- Geoffrey Hayes on the Rainbow studio set
- Born: Charles Geoffrey Hayes 13 March 1942 Stockport, Cheshire, England
- Died: 30 September 2018 (aged 76)
- Occupations: Television presenter; actor;
- Years active: 1967−2018
- Spouse: Sarah Williams ​(m. 1987)​
- Children: 1

= Geoffrey Hayes =

English television presenter and actor (1942–2018)
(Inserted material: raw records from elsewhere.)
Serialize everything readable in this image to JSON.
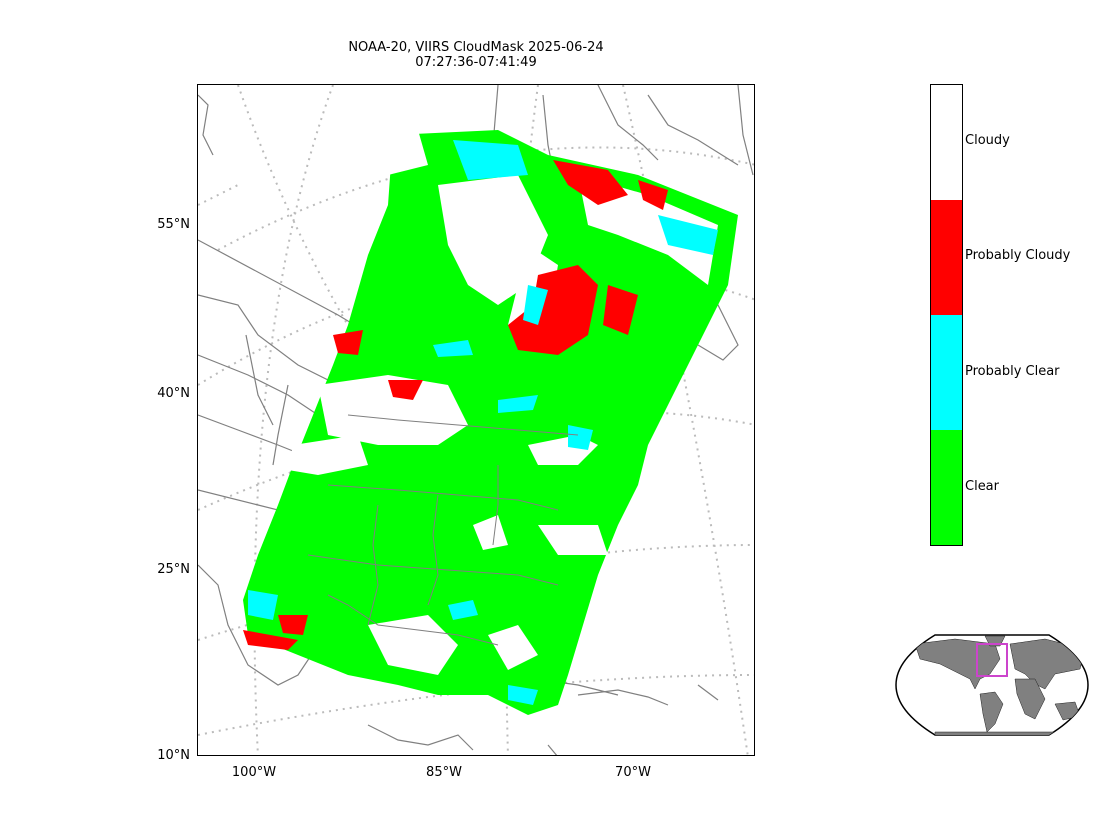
{
  "title": {
    "line1": "NOAA-20, VIIRS CloudMask 2025-06-24",
    "line2": "07:27:36-07:41:49"
  },
  "lat_ticks": [
    {
      "label": "55°N",
      "value": 55
    },
    {
      "label": "40°N",
      "value": 40
    },
    {
      "label": "25°N",
      "value": 25
    },
    {
      "label": "10°N",
      "value": 10
    }
  ],
  "lon_ticks": [
    {
      "label": "100°W",
      "value": -100
    },
    {
      "label": "85°W",
      "value": -85
    },
    {
      "label": "70°W",
      "value": -70
    }
  ],
  "colorbar": {
    "categories": [
      {
        "label": "Cloudy",
        "color": "#ffffff"
      },
      {
        "label": "Probably Cloudy",
        "color": "#ff0000"
      },
      {
        "label": "Probably Clear",
        "color": "#00ffff"
      },
      {
        "label": "Clear",
        "color": "#00ff00"
      }
    ]
  },
  "colors": {
    "coastline": "#808080",
    "gridline": "#bbbbbb",
    "inset_land": "#808080",
    "inset_box": "#cc44cc"
  }
}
Charles Geoffrey Hayes (13 March 1942 – 30 September 2018) was an English television presenter and actor. He presented Thames Television's children's show Rainbow from 1973 to 1992.

==Early life and education==
Hayes was born on 13 March 1942 in Stockport, Cheshire. His mother was Mary (née Higgins) and his father was Sam Hayes. At the age of 15 he left school and took a succession of temporary jobs, including working in a cotton mill and in a British Rail ticket office. He joined the Oldham Repertory, working as a scene shifter, and this opened up acting opportunities. He began to train as an actor at drama school in Manchester, and gained repertory theatre acting experience in Liverpool, Dundee and Manchester.

==Career==
Hayes' early appearances on television came in the late 1960s, when he took a number of small roles in police dramas, appearing as a police constable in Detective (1968); as a lorry driver in Dixon of Dock Green (1968); and in three different roles in Softly, Softly: Task Force (1969–1975). He also appeared as a taxi driver in the soap opera Harriet's Back in Town (1973). His breakthrough role came when he took the role of Detective Constable Scatliff in Z-Cars (1971–1974).

Hayes' most prominent role was the presenter of Thames Television's children's show Rainbow from 1973 to 1992, replacing original host David Cook. Hayes fronted the programme accompanied by Bungle, a costumed bear, and two hand puppets, Zippy and George. Hayes also had writing credits for Rainbow and The Great Pony Raid in 1967.

Hayes struggled to find work after Rainbow was cancelled by ITV when the production company, Thames Television, lost its franchise in 1991. He took a job stacking shelves for his local Sainsbury's grocery for four months as he had not yet found an acting job. He spent time as a taxicab driver and then retired some time later. He said that he would like to have done serious acting work after the show ended, but directors could not disassociate him from his role in Rainbow. Hayes starred in a humorous television advert for Virgin Money savings accounts, making fun of his fall from the top.

Hayes appeared in the video for "I'd Like to Teach the World to Sing" by Oasis tribute band, No Way Sis. He replicated the role of a taxi driver, just as Patrick Macnee had done in the Oasis video for "Don't Look Back in Anger". Hayes also appeared in the all-star line up for the video of Tony Christie with Peter Kay's single "Is This the Way to Amarillo?" In 2002, he was a guest panellist on an episode of Never Mind the Buzzcocks.

Hayes was part of the Walkers Crisps campaign for Monster Munch in 2008. The stated objective of the campaign was to find the missing monster puppets from the original 1980s television advertisements for the snack. In the film clip, he mentions that he has heard from Bungle recently. In September 2015, he was a guest on BBC One's Pointless Celebrities alongside the former Tiswas star Sally James. The pair got through to the final, but did not get a Pointless answer.

==Personal life, illness and death==
Hayes married Sarah Williams in 1987. The couple had a son.

Hayes was a fan of the Scottish football team Dundee United, having lived in the city in the 1960s. Hayes said that he asked the producers of Rainbow to make the Zippy puppet tangerine in colour, to match Dundee United's colours rather than the blue of local rivals Dundee.

Hayes had homes in London and Spain.

Hayes died of pneumonia in hospital on 30 September 2018, aged 76.